On Transparency and Opacity

Every day, people face decisions, large and small. These decisions fall along a spectrum of transparency. Transparency consists of safety and accountability, while opacity is composed of liberty, privacy, and power. If transparency increases, then opacity decreases, and vice versa. Trusting someone allows them to remain opaque, while distrusting someone requires that they become more transparent. The ideas of transparency and opacity can explain seemingly unrelated topics such as Secret Service, sexual harassment, farts, and science.

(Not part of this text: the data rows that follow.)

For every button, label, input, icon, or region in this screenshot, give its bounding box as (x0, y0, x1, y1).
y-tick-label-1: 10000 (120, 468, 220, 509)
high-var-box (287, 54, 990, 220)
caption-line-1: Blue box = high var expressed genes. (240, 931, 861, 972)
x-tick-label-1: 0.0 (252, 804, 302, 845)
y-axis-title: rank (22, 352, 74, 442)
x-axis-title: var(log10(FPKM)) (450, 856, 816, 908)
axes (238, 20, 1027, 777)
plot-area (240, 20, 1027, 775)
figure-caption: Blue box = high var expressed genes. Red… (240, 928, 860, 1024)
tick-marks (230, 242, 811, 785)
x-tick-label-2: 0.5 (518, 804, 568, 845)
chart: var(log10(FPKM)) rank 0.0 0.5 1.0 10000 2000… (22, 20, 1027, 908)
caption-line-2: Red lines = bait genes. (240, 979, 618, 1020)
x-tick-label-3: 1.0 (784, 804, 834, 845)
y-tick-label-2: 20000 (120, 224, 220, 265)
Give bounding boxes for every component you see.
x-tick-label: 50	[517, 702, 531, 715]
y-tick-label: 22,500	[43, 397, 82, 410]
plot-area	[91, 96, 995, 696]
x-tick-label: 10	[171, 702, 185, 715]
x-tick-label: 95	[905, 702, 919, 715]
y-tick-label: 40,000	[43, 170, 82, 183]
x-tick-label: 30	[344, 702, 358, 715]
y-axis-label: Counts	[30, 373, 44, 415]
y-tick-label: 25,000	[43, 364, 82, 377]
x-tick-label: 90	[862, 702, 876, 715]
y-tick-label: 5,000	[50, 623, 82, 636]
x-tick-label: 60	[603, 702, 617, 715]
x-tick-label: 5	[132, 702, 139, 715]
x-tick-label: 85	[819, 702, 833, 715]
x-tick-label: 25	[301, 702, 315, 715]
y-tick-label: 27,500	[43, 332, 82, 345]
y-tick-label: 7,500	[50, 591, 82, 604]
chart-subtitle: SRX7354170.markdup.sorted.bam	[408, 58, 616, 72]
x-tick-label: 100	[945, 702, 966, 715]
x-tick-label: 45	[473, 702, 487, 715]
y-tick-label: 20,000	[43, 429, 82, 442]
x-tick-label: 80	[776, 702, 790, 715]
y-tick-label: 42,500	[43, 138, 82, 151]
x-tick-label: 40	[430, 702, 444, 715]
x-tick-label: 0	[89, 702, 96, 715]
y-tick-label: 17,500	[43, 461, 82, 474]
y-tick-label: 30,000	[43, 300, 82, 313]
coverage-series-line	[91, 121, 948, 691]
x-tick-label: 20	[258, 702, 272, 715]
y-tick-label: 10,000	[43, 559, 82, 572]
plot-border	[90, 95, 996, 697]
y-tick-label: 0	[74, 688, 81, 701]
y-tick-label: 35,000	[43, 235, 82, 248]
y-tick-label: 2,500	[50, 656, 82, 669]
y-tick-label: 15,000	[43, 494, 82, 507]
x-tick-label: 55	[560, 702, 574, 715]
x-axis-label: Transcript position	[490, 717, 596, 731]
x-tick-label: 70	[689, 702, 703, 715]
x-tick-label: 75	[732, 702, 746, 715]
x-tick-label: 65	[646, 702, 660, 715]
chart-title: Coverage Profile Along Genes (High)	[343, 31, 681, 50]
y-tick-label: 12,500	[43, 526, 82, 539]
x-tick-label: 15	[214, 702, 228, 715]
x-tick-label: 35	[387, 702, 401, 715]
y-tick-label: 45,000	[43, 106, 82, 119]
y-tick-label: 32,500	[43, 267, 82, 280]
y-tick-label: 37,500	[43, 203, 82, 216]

            The Secret Service protects the President of the United States. They are armed and would take a bullet for the President. The President is physically safe, and the Secret Service is accountable for preventing anyone from harming the President, so transparency has increased. Opacity has decreased, because to protect the President, the Secret Service must know where the President is constantly, so the President has little privacy. The Secret Service doesn’t allow the President to leave the White House without permission, so the President has little liberty to move. The President’s personal power to travel has decreased. If the Secret Service trusted everyone, then the President and the public could be more opaque, but less safe and accountable.
            In sexual harassment, one person makes unwanted sexual behavior to another person. Before the recent wave of accusations, harassment occurred because the commenter imagines that people will not know that the comments have been made. Recently, the targets of harassment have described these experiences publicly. In the process, they are holding the commenters accountable for their behavior, and increasing safety, since future commenters will now know that they will be held accountable. The opacity of the commenters decreased, as they are no longer at liberty to make those comments. Their privacy has decreased, as people have described their behavior, and so their power has decreased. The lack of trust between women and men increases transparency, since opaque situations are avoided.
            On a lighter note, let’s consider farting. If someone farts silently, then they maintain privacy about the fact that they have farted. No one else knows who farted, so the farter cannot be held accountable. The world is less safe from farts. If someone farts audibly, then that person can be held accountable, and the world is safer from farts. The farter doesn’t have the liberty to fart, they couldn’t maintain privacy about the fact that they farted, and they no longer have the power to fart.
            Science is the process of studying a phenomenon. To study a phenomenon, it must be observed, or data gathered. In other words, the phenomenon’s privacy must decrease. Then the phenomenon has less liberty and power, as we know how it behaves, and its effects can be decreased or increased. For example, now that smoking is known to cause lung cancer, we can increase or decrease its occurrence by changing the number of people smoking. If I trust that a variable isn’t affecting the phenomenon of interest, then I do not investigate it, and it remains unresearched and opaque.
            Virtue is behaving transparently even when opaque. The virtuous person has nothing to hide, and behaves transparently even when he or she has opacity.
            Generally, when either transparency or opacity increases, the other decreases. However, if a person does not do anything embarrassing, even fart, then they can have safety, accountability, liberty, privacy, and power. By itself, power is not always zero-sum. Someone’s ability to do something does not always decrease another person’s ability to do the same thing. However, transparency and opacity are always inversely related. Opacity is not necessarily unethical, but only opaque people can be unethical without consequence.